GTO 3987 on Mulholland

GTO 3987 on Mulholland

Monday, May 10, 2010


I've always been fascinated by Monaco. The opening scenes from John Frankenheimer's Grand Prix, the horrific images of Lorenzo Bandini's crash on ABC's Wide World of Sports, media images of Grace & Rainier and Teddy Bass' Monégasque registered Porsche in Sexy Beast--they all forged an indelible impression. I wanted to be there and experience it though I understood that I would be a visitor and not one of 'them'.

So it was with some degree of anticipation that I first arrived in the principality to shoot scenes for Point of Departure. I'd been filming in Paris and Cannes (during the Festival) and descended to Monaco in the days prior to the Grand Prix. I booked a room at the Hôtel de Paris just across from the casino. My room looked out at the sea and the harbor and had a direct view of the Prince's private entrance to the casino. From the balcony, one could look down into the cockpits of the Formula 1 cars as they turned into Casino Square.

The first day I spent shooting MOS shots of my leading lady--can you say girlfriend?--as she inhabited the lobby of the Hôtel de Paris, entered and exited the Casino and generally made herself part of the landscape of Monaco. She looked as though she belonged and, for that brief period, I felt as though I belonged, too.

Taking some time off from shooting, we spent almost an entire day at the thermal spa across from the hotel which you access--wearing your terrycloth robe and slippers--by way of a private tunnel leading from the hotel. That evening we walked down the hill towards the start/finish line and ended up in the pit area, as yet unoccupied. When we were about to look for a taxi to take us to dinner, a large truck arrived. It said Jaguar on the side of its trailer--Ford's Formula 1 brand at the time. That truck was followed by another and then another. Thoughts of dinner vanished and I can truthfully say that never have I been so excited by the sight of big rigs or articulated lorries, if you will. The circus was coming to town!

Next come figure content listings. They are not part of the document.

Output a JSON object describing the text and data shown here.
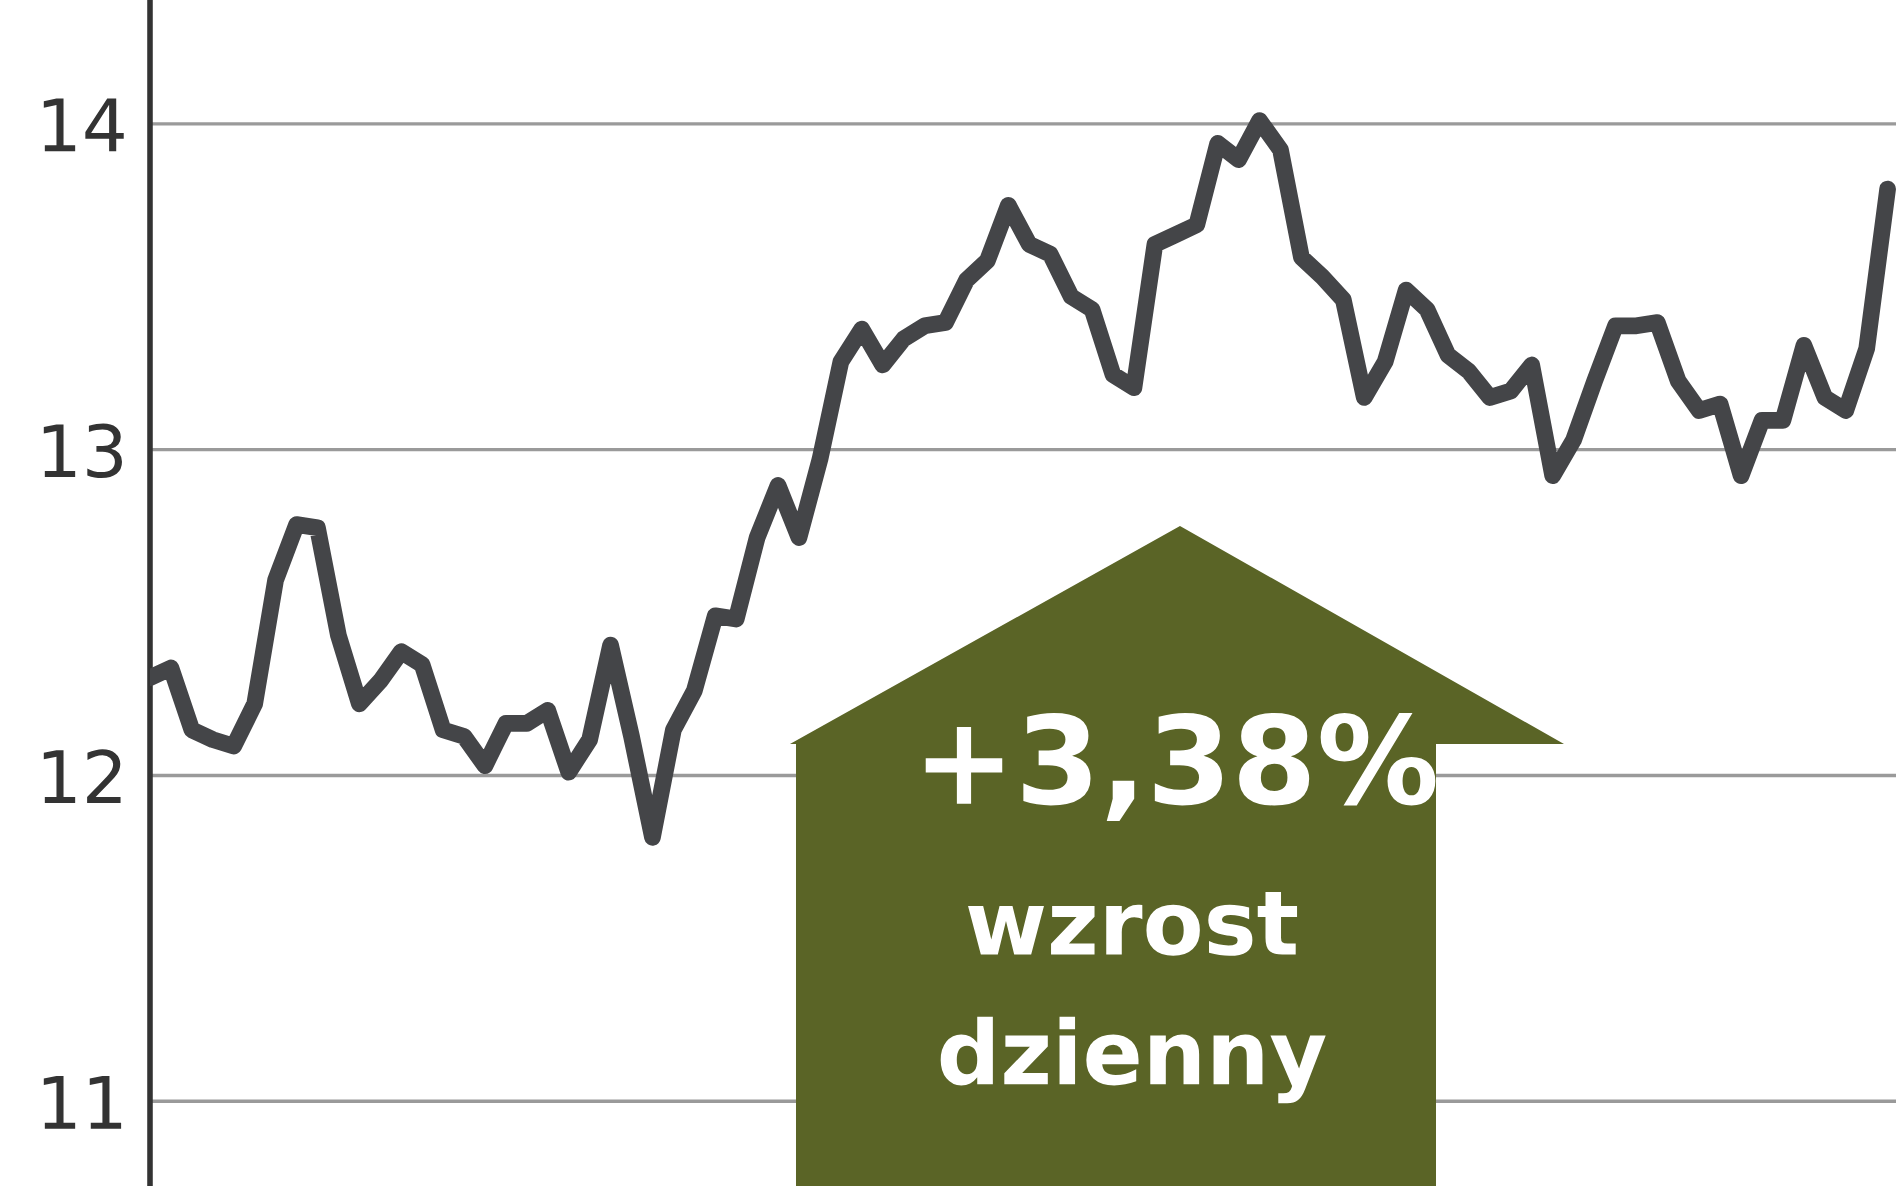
{
  "chart_data": {
    "type": "line",
    "categories": [
      null,
      null,
      null,
      null,
      null,
      null,
      null,
      null,
      null,
      null,
      null,
      null,
      null,
      null,
      null,
      null,
      null,
      null,
      null,
      null,
      null,
      null,
      null,
      null,
      null,
      null,
      null,
      null,
      null,
      null,
      null,
      null,
      null,
      null,
      null,
      null,
      null,
      null,
      null,
      null,
      null,
      null,
      null,
      null,
      null,
      null,
      null,
      null,
      null,
      null,
      null,
      null,
      null,
      null,
      null,
      null,
      null,
      null,
      null,
      null,
      null,
      null,
      null,
      null,
      null,
      null,
      null,
      null,
      null,
      null,
      null,
      null,
      null,
      null,
      null,
      null,
      null,
      null,
      null,
      null,
      null,
      null,
      null,
      null
    ],
    "series": [
      {
        "color": "#444548",
        "values": [
          12.3,
          12.33,
          12.14,
          12.11,
          12.09,
          12.22,
          12.6,
          12.77,
          12.76,
          12.43,
          12.22,
          12.29,
          12.38,
          12.34,
          12.14,
          12.12,
          12.03,
          12.16,
          12.16,
          12.2,
          12.01,
          12.11,
          12.4,
          12.12,
          11.81,
          12.14,
          12.26,
          12.49,
          12.48,
          12.73,
          12.89,
          12.73,
          12.97,
          13.27,
          13.37,
          13.26,
          13.34,
          13.38,
          13.39,
          13.52,
          13.58,
          13.75,
          13.63,
          13.6,
          13.47,
          13.43,
          13.23,
          13.19,
          13.63,
          13.66,
          13.69,
          13.94,
          13.89,
          14.01,
          13.92,
          13.59,
          13.53,
          13.46,
          13.16,
          13.27,
          13.49,
          13.43,
          13.29,
          13.24,
          13.16,
          13.18,
          13.26,
          12.92,
          13.03,
          13.21,
          13.38,
          13.38,
          13.39,
          13.21,
          13.12,
          13.14,
          12.92,
          13.09,
          13.09,
          13.32,
          13.16,
          13.12,
          13.31,
          13.8
        ]
      }
    ],
    "ylim": [
      10.74,
      14.38
    ],
    "yticks": [
      11,
      12,
      13,
      14
    ],
    "grid": "y",
    "marker": "none",
    "line_style": "solid",
    "annotations": [
      "+3,38%",
      "wzrost",
      "dzienny"
    ]
  }
}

Later that evening, I was running an errand and my taxi received a hip-chuck from the Jaguar team truck (minus its trailer). I sat patiently while the drivers filled out a constat--my official involvement with the Grand Prix that year. It was all very amicable and I thought to myself how very different Monaco is from Los Angeles.

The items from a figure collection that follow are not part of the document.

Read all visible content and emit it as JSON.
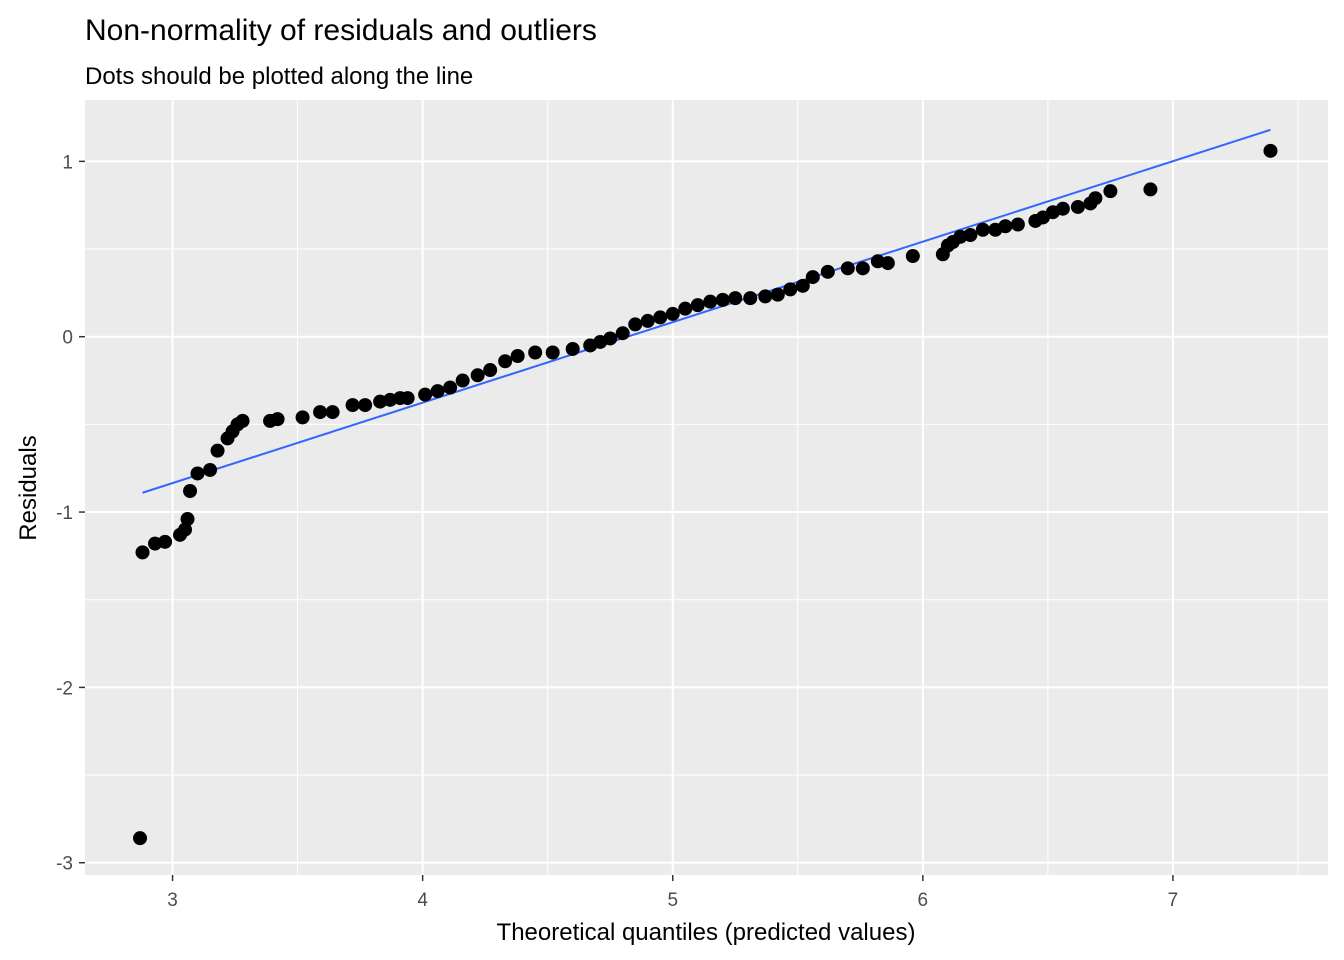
{
  "chart_data": {
    "type": "scatter",
    "title": "Non-normality of residuals and outliers",
    "subtitle": "Dots should be plotted along the line",
    "xlabel": "Theoretical quantiles (predicted values)",
    "ylabel": "Residuals",
    "xlim": [
      2.65,
      7.62
    ],
    "ylim": [
      -3.07,
      1.35
    ],
    "x_ticks": [
      3,
      4,
      5,
      6,
      7
    ],
    "x_tick_labels": [
      "3",
      "4",
      "5",
      "6",
      "7"
    ],
    "y_ticks": [
      -3,
      -2,
      -1,
      0,
      1
    ],
    "y_tick_labels": [
      "-3",
      "-2",
      "-1",
      "0",
      "1"
    ],
    "grid": true,
    "colors": {
      "panel_background": "#EBEBEB",
      "grid": "#FFFFFF",
      "points": "#000000",
      "reference_line": "#3366FF"
    },
    "reference_line": {
      "x": [
        2.88,
        7.39
      ],
      "y": [
        -0.89,
        1.18
      ]
    },
    "points": [
      {
        "x": 2.87,
        "y": -2.86
      },
      {
        "x": 2.88,
        "y": -1.23
      },
      {
        "x": 2.93,
        "y": -1.18
      },
      {
        "x": 2.97,
        "y": -1.17
      },
      {
        "x": 3.03,
        "y": -1.13
      },
      {
        "x": 3.05,
        "y": -1.1
      },
      {
        "x": 3.06,
        "y": -1.04
      },
      {
        "x": 3.07,
        "y": -0.88
      },
      {
        "x": 3.1,
        "y": -0.78
      },
      {
        "x": 3.15,
        "y": -0.76
      },
      {
        "x": 3.18,
        "y": -0.65
      },
      {
        "x": 3.22,
        "y": -0.58
      },
      {
        "x": 3.24,
        "y": -0.54
      },
      {
        "x": 3.26,
        "y": -0.5
      },
      {
        "x": 3.28,
        "y": -0.48
      },
      {
        "x": 3.39,
        "y": -0.48
      },
      {
        "x": 3.42,
        "y": -0.47
      },
      {
        "x": 3.52,
        "y": -0.46
      },
      {
        "x": 3.59,
        "y": -0.43
      },
      {
        "x": 3.64,
        "y": -0.43
      },
      {
        "x": 3.72,
        "y": -0.39
      },
      {
        "x": 3.77,
        "y": -0.39
      },
      {
        "x": 3.83,
        "y": -0.37
      },
      {
        "x": 3.87,
        "y": -0.36
      },
      {
        "x": 3.91,
        "y": -0.35
      },
      {
        "x": 3.94,
        "y": -0.35
      },
      {
        "x": 4.01,
        "y": -0.33
      },
      {
        "x": 4.06,
        "y": -0.31
      },
      {
        "x": 4.11,
        "y": -0.29
      },
      {
        "x": 4.16,
        "y": -0.25
      },
      {
        "x": 4.22,
        "y": -0.22
      },
      {
        "x": 4.27,
        "y": -0.19
      },
      {
        "x": 4.33,
        "y": -0.14
      },
      {
        "x": 4.38,
        "y": -0.11
      },
      {
        "x": 4.45,
        "y": -0.09
      },
      {
        "x": 4.52,
        "y": -0.09
      },
      {
        "x": 4.6,
        "y": -0.07
      },
      {
        "x": 4.67,
        "y": -0.05
      },
      {
        "x": 4.71,
        "y": -0.03
      },
      {
        "x": 4.75,
        "y": -0.01
      },
      {
        "x": 4.8,
        "y": 0.02
      },
      {
        "x": 4.85,
        "y": 0.07
      },
      {
        "x": 4.9,
        "y": 0.09
      },
      {
        "x": 4.95,
        "y": 0.11
      },
      {
        "x": 5.0,
        "y": 0.13
      },
      {
        "x": 5.05,
        "y": 0.16
      },
      {
        "x": 5.1,
        "y": 0.18
      },
      {
        "x": 5.15,
        "y": 0.2
      },
      {
        "x": 5.2,
        "y": 0.21
      },
      {
        "x": 5.25,
        "y": 0.22
      },
      {
        "x": 5.31,
        "y": 0.22
      },
      {
        "x": 5.37,
        "y": 0.23
      },
      {
        "x": 5.42,
        "y": 0.24
      },
      {
        "x": 5.47,
        "y": 0.27
      },
      {
        "x": 5.52,
        "y": 0.29
      },
      {
        "x": 5.56,
        "y": 0.34
      },
      {
        "x": 5.62,
        "y": 0.37
      },
      {
        "x": 5.7,
        "y": 0.39
      },
      {
        "x": 5.76,
        "y": 0.39
      },
      {
        "x": 5.82,
        "y": 0.43
      },
      {
        "x": 5.86,
        "y": 0.42
      },
      {
        "x": 5.96,
        "y": 0.46
      },
      {
        "x": 6.08,
        "y": 0.47
      },
      {
        "x": 6.1,
        "y": 0.52
      },
      {
        "x": 6.12,
        "y": 0.54
      },
      {
        "x": 6.15,
        "y": 0.57
      },
      {
        "x": 6.19,
        "y": 0.58
      },
      {
        "x": 6.24,
        "y": 0.61
      },
      {
        "x": 6.29,
        "y": 0.61
      },
      {
        "x": 6.33,
        "y": 0.63
      },
      {
        "x": 6.38,
        "y": 0.64
      },
      {
        "x": 6.45,
        "y": 0.66
      },
      {
        "x": 6.48,
        "y": 0.68
      },
      {
        "x": 6.52,
        "y": 0.71
      },
      {
        "x": 6.56,
        "y": 0.73
      },
      {
        "x": 6.62,
        "y": 0.74
      },
      {
        "x": 6.67,
        "y": 0.76
      },
      {
        "x": 6.69,
        "y": 0.79
      },
      {
        "x": 6.75,
        "y": 0.83
      },
      {
        "x": 6.91,
        "y": 0.84
      },
      {
        "x": 7.39,
        "y": 1.06
      }
    ]
  }
}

In spite of all my preparations, I was not fated to see the Grand Prix of Monaco that year. Business called me away to Paris and it all happened without me. Somehow, though, watching the trucks carrying their Formula 1 cargo arriving to a complete lack of fanfare--I think we were the only witnesses to the event--made up for missing the race. I was privileged to watch the behind-the-scenes workings of a very big show. I remember those trucks as vividly as I remember Clay Regazzoni winning the Italian Grand Prix at Monza. I guess that means I'm a fan.